SAN BENEDETTO DEL TRONTO A tirar dentro la storia del secolo passato, non è cosa da potersi fare in poche righe. C’è stato di tutto dalle forme più aberranti del qualunquismo agli esempi sublimi di altruismo, dalla devastazione più scellerata ad un progresso mai conosciuto. Gli storici avranno un gran daffare a catalogare il tutto, ancor di più a posizionarlo sulla scala dei valori. È questione anche del proprio colore di lenti a relativizzare i giudizi.
La cosa peggiore in questo compito è quel pizzico di nostalgia in cui si possono mescolare il vissuto proprio, i propri risultati e l’evolversi oggettivo degli avvenimenti.
La nostalgia è fondamentalmente antistorica, è basata su uno stato d’animo inquieto e insoddisfatto in contrasto costante con il sentimento della pace.
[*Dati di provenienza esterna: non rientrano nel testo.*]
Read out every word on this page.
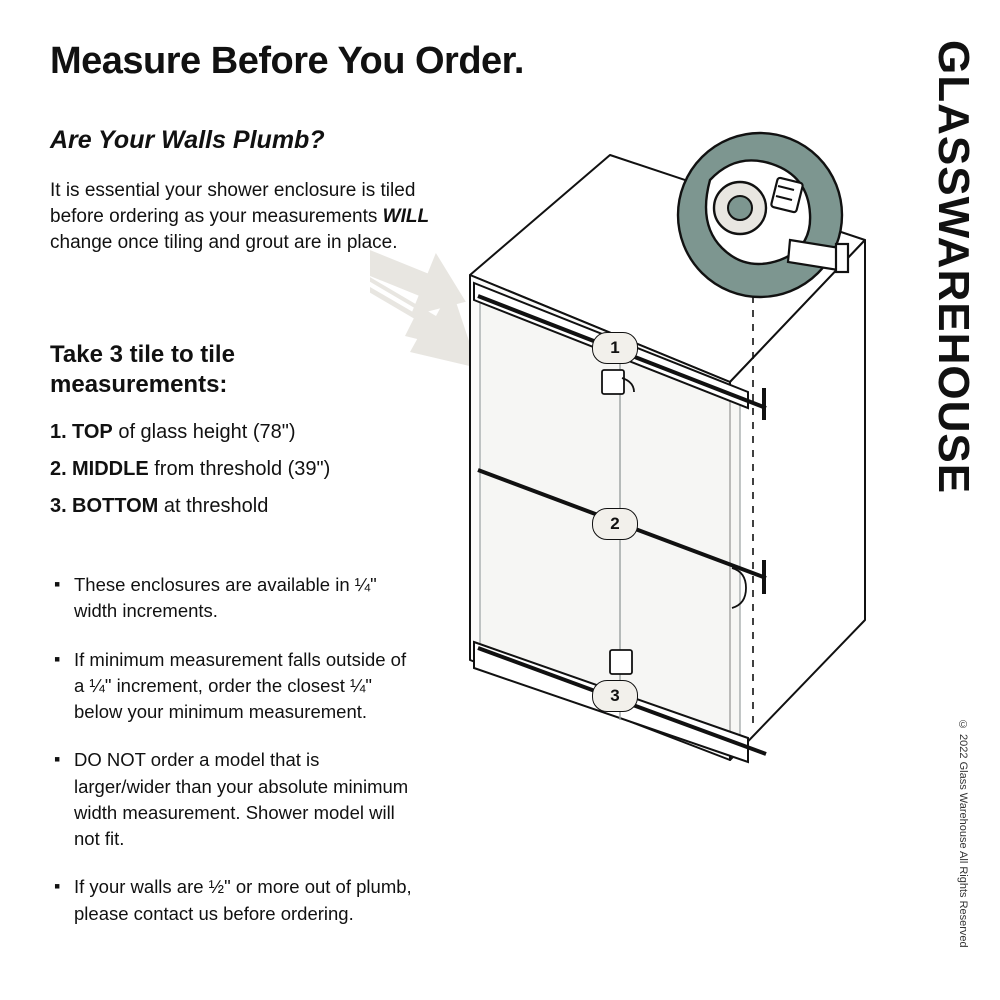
Measure Before You Order.
Are Your Walls Plumb?
It is essential your shower enclosure is tiled before ordering as your measurements WILL change once tiling and grout are in place.
Take 3 tile to tile measurements:
1. TOP of glass height (78")
2. MIDDLE from threshold (39")
3. BOTTOM at threshold
▪ These enclosures are available in ¼" width increments.
▪ If minimum measurement falls outside of a ¼" increment, order the closest ¼" below your minimum measurement.
▪ DO NOT order a model that is larger/wider than your absolute minimum width measurement. Shower model will not fit.
▪ If your walls are ½" or more out of plumb, please contact us before ordering.
GLASSWAREHOUSE
© 2022 Glass Warehouse All Rights Reserved
1
2
3
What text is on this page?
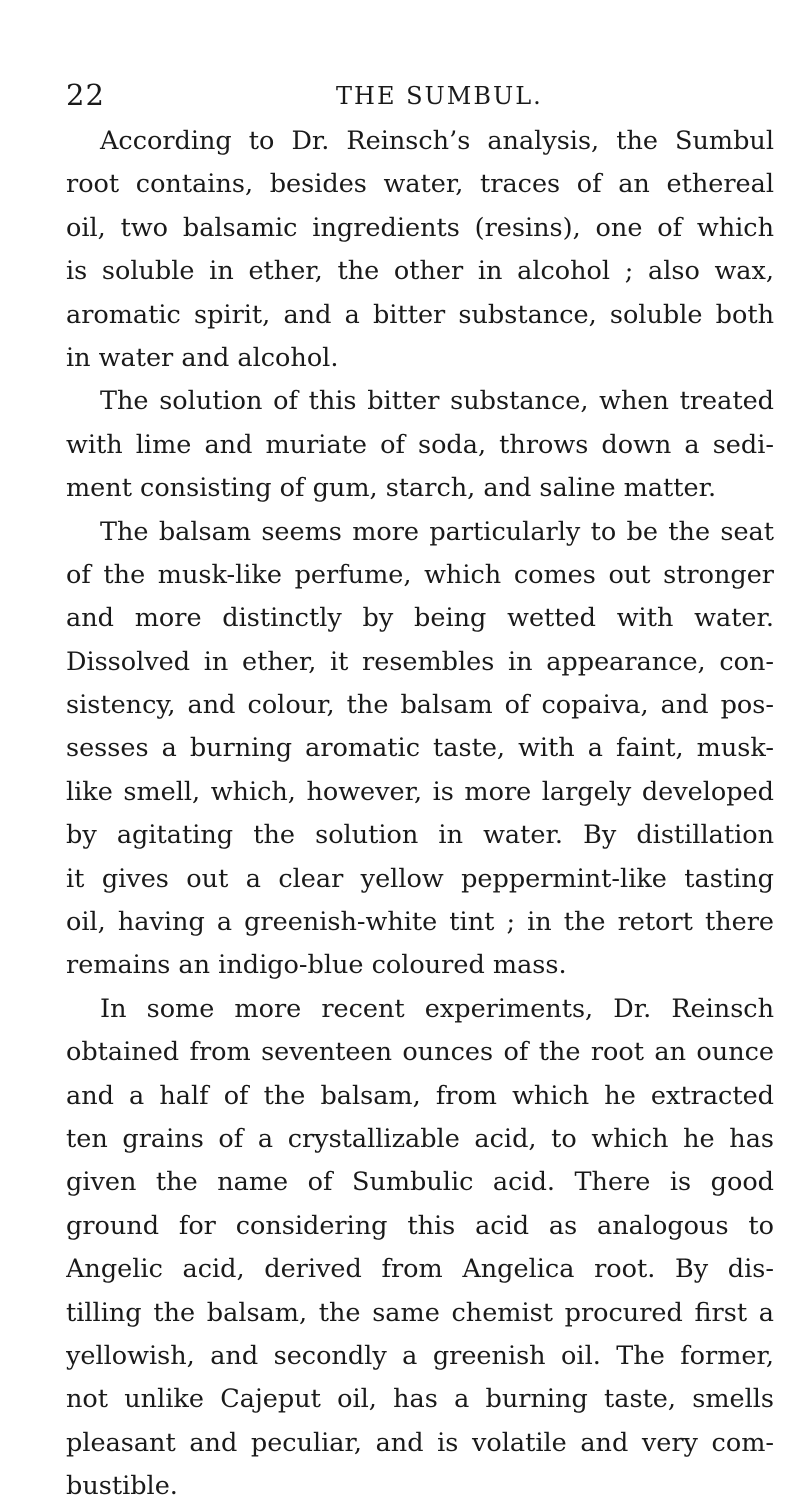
22	THE SUMBUL.
According to Dr. Reinsch’s analysis, the Sumbul
root contains, besides water, traces of an ethereal
oil, two balsamic ingredients (resins), one of which
is soluble in ether, the other in alcohol ; also wax,
aromatic spirit, and a bitter substance, soluble both
in water and alcohol.
The solution of this bitter substance, when treated
with lime and muriate of soda, throws down a sedi-
ment consisting of gum, starch, and saline matter.
The balsam seems more particularly to be the seat
of the musk-like perfume, which comes out stronger
and more distinctly by being wetted with water.
Dissolved in ether, it resembles in appearance, con-
sistency, and colour, the balsam of copaiva, and pos-
sesses a burning aromatic taste, with a faint, musk-
like smell, which, however, is more largely developed
by agitating the solution in water. By distillation
it gives out a clear yellow peppermint-like tasting
oil, having a greenish-white tint ; in the retort there
remains an indigo-blue coloured mass.
In some more recent experiments, Dr. Reinsch
obtained from seventeen ounces of the root an ounce
and a half of the balsam, from which he extracted
ten grains of a crystallizable acid, to which he has
given the name of Sumbulic acid. There is good
ground for considering this acid as analogous to
Angelic acid, derived from Angelica root. By dis-
tilling the balsam, the same chemist procured first a
yellowish, and secondly a greenish oil. The former,
not unlike Cajeput oil, has a burning taste, smells
pleasant and peculiar, and is volatile and very com-
bustible.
Non per nulla i nostalgici cioè quelli che si voltano indietro, sia nella Mitologia sia nella Bibbia, si appesantiscono a tal punto che è impedito loro di avanzare. La nostalgia non ha nulla a che vedere con la ricerca delle proprie radici, queste vanno intese come il chiodo che dà senso alla catena che continua ad inanellarsi in prospettiva futura. I momenti di vuoto desiderano copiare il passato sic et simpliciter, nel ristagno di un presente incapace di una speranza.

La politica che stiamo vivendo è nutrita di nostalgici che non riescono a scrollarsi di dosso un passato romantizzato. Tutto viene miticizzato. Per politica non va intesa solo quella partitica, ma il quotidiano con il suo incedere inarrestabile. Il mito annebbia la storia e dà del passato una falsa immagine. Da quanti miti siamo circondati, con in più la mitizzazione anche del presente. E mentre da un lato piangiamo la precarietà del lavoro, le nuove povertà economiche e morali, la fatica delle famiglie, dall’altro ci sono sfilate di Vip ad eccitare le folle. E che dire di chi funambola dietro ad un pallone?
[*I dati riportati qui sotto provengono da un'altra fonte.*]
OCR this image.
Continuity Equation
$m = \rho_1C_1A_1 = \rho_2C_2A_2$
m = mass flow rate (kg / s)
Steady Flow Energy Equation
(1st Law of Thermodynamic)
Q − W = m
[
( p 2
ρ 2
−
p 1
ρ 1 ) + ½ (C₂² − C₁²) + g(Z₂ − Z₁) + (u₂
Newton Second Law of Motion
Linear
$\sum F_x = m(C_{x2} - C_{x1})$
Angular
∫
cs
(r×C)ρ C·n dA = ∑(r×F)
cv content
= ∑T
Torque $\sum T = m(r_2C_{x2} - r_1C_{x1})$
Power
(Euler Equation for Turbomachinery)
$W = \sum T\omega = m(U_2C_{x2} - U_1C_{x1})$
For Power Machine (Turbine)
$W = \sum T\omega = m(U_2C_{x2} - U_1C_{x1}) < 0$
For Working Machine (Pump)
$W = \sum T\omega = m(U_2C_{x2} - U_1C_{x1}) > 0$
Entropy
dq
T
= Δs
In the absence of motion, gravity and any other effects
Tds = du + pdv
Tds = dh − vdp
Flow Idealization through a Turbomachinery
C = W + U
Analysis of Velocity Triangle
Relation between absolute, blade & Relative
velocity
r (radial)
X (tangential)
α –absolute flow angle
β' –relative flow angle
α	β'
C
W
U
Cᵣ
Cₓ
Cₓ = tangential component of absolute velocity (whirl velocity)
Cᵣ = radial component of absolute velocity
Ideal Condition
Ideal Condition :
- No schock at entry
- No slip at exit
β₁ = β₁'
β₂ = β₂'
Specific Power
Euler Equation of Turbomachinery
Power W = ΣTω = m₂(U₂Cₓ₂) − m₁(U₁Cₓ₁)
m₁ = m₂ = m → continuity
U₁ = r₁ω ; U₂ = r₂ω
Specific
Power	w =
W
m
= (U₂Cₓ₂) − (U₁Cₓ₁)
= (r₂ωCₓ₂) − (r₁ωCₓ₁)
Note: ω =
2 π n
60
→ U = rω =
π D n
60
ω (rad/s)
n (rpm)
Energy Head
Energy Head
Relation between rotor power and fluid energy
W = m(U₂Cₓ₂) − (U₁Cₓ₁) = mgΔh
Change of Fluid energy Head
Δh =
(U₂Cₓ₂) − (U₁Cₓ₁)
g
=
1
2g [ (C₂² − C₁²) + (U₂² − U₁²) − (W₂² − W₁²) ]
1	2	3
A Napoli Maradona ha il suo altare!
Il Che Guevara campeggia ancora sulle magliette e qua e là trova un concorrente nella faccia barbuta di Garibaldi. Il mitico eroe dei due mondi conteso tra destra e sinistra.
Balzato dai nostri “Sussidiari” quando si marciava in camicia nera, approdato tra i partigiani dal colore spiccatamente rosso, oggi riverito in parte da chi non ha un colore ben definito, e in parte strattonato da chi si bea del colore verde. C’è chi mitizza, nonostante i muri abbattuti che hanno messo in mostra i falsi storici, il ritorno al Comunismo, senza o con la violenza, e chi propone in faccia ai due terzi della popolazione del mondo che soffre miseria e fame, un liberalismo sfacciato.

E in questo mondo di “nostalgici” si fa fatica a fare quel salto di qualità che tutti, nelle parole, auspichiamo. Come ad esempio nella scuola, quanti vorrebbero tornare ai metodi maneschi per imporre una disciplina ottenuta con punizioni corporali che spesso erano forme di vera e propria violenza. Anche nella Chiesa i cambiamenti non sempre sono accettati, rimpiangendo comportamenti non essenziali alla vita religiosa e alla nostra fede. E si protesta nella convinzione che si è sempre nel giusto facendo delle proprie idee la base della verità. Quindi anche nella Chiesa c’è chi vive di nostalgia di un passato che viene idealizzato e chi ne trae occasione per dividere faziosamente come al tempo di San Paolo: io sono di Paolo, io di Pietro…(1Cor.);io sono di Benedetto XVI, io di Francesco.

La solita vecchia storia…ci sono sempre pretesti per ripeterla.

In questi comportamenti c’è una virtù che viene spesso ignorata: l’umiltà.